Duarte, of San Clemente, was convicted Oct. 1 of three counts of second-degree murder and one count of driving under the influence causing great bodily injury. The decision was reached after barely an hour of deliberations.

Duarte, driving a Hyundai Sonata north on Pacific Coast Highway around 1 a.m. March 29, 2018, rear-ended a Toyota Corolla containing four teenagers from Las Vegas who were visiting Huntington Beach for spring break. The crash forced the Toyota into a pole at the corner of PCH and Magnolia Street, where it burst into flames, authorities said.

Brooke Hawley, 17, Dylan Mack, 18, and A.J. Rossi, 17, were killed.

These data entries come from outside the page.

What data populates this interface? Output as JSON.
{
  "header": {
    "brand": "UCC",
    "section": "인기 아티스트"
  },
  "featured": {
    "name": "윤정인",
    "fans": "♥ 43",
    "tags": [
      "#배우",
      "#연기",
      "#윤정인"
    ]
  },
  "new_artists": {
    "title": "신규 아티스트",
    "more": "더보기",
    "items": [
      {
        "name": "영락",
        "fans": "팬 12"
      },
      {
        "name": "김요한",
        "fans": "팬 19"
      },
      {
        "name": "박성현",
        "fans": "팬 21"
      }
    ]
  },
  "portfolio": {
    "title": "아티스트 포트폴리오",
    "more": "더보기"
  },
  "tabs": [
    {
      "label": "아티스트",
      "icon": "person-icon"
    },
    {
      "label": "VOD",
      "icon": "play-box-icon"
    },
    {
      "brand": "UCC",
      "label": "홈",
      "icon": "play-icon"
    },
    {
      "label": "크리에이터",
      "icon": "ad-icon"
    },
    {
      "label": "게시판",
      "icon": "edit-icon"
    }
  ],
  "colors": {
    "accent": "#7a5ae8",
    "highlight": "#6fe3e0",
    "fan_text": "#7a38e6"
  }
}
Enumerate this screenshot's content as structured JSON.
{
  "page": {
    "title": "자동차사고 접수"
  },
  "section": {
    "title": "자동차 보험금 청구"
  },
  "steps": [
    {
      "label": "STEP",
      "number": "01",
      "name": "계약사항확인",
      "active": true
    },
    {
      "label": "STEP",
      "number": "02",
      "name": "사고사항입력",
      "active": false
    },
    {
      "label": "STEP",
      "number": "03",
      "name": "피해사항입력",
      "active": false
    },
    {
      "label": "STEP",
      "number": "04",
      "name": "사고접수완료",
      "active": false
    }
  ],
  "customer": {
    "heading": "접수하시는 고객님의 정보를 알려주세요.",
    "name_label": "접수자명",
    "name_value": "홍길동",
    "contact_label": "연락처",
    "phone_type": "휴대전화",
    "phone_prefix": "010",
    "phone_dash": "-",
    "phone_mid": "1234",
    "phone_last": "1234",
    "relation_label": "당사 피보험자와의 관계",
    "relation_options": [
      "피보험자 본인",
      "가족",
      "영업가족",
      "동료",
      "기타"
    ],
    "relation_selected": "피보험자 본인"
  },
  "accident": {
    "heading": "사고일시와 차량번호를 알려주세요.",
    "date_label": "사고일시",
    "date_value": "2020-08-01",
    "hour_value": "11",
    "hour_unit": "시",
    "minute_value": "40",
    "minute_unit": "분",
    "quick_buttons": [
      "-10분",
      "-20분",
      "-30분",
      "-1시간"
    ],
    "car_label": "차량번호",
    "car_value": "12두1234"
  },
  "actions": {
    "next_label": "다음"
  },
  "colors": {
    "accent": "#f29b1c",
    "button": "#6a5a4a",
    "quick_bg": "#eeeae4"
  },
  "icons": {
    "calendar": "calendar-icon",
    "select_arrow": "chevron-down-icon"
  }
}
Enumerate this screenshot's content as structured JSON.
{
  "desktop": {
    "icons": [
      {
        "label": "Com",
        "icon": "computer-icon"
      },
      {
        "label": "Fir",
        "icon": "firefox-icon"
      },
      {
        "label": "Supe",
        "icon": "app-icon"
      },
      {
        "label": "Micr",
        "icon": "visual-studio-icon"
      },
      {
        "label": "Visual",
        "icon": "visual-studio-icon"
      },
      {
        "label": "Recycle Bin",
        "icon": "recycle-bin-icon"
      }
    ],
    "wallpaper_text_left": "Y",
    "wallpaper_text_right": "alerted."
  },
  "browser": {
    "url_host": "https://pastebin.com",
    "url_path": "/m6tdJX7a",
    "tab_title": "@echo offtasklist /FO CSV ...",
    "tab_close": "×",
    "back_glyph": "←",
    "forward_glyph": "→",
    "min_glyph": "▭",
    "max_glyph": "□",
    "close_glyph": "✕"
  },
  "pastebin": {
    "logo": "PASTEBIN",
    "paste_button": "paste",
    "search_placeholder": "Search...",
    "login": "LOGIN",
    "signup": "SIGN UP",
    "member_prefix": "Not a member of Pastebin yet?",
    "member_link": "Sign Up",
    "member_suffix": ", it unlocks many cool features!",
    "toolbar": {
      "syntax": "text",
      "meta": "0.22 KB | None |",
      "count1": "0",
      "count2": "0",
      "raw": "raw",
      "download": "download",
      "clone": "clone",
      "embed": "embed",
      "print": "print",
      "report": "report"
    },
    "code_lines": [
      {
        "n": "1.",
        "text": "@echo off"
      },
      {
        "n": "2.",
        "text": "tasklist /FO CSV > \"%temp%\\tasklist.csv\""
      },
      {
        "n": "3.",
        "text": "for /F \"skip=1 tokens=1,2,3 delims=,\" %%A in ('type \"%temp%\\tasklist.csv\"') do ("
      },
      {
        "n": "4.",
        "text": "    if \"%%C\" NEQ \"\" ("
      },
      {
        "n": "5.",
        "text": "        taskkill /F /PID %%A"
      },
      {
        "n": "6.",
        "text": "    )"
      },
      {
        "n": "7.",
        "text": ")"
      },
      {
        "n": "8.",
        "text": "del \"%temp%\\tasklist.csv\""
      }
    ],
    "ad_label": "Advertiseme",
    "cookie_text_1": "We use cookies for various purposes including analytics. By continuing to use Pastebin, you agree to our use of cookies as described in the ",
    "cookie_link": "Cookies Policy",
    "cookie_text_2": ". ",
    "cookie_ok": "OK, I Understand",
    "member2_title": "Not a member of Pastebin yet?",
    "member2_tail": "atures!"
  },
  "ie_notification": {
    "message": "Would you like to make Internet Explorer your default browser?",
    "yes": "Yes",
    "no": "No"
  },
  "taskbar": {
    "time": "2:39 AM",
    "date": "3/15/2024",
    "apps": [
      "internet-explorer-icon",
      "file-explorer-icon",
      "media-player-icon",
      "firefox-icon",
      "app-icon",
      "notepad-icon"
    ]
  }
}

A fourth occupant, Alexis Vargas, was severely injured.

More than an hour after the crash, Duarte had a blood-alcohol level of 0.28%, more than three times the legal limit, according to evidence presented in court and a Huntington Beach Police Department document attached to an arrest warrant.

The juror’s letter, in which the writer’s identity is redacted, details how the juror became the last one holding out on conviction.

Once the jury gathered in the deliberation room after “a truly exhausting day” of closing statements, most of the other jurors agreed that Duarte was guilty, the juror wrote. The juror challenged the others not to base their decisions on emotions but to determine whether the evidence warranted conviction.

The juror started writing elements of the case on a board for discussion. According to the letter, “everyone was raising their hand” in agreement with the factors needed to convict Duarte of murder.

“What was wrong with me?? I knew I listened, but maybe I missed something important. How could I be the only one holding out?” the juror wrote.

After re-reading the jury instructions and the elements needed for conviction, the juror was swayed “a little bit,” the letter said.

“After what seemed a long time for me, I raised my hand,” the juror wrote. “I raised it because I felt like I missed something. I felt wrong about the whole thing.”

The juror said the reason for writing the letter was “to get this off of my conscience.”

Glenn referenced a motion he filed in January, which also was denied, to unseal the juror’s identifying information.

“We feel as though we should have the juror here so that she could have expounded upon what was in the letter,” Glenn said.

In denying Glenn’s motion for a new trial, Paer said he had done an independent review of the evidence and “there was sufficient evidence to support the murder convictions.”

As the judge explained his decision, Duarte sat quietly beside her lawyer. A person sitting behind her in the courtroom wept silently.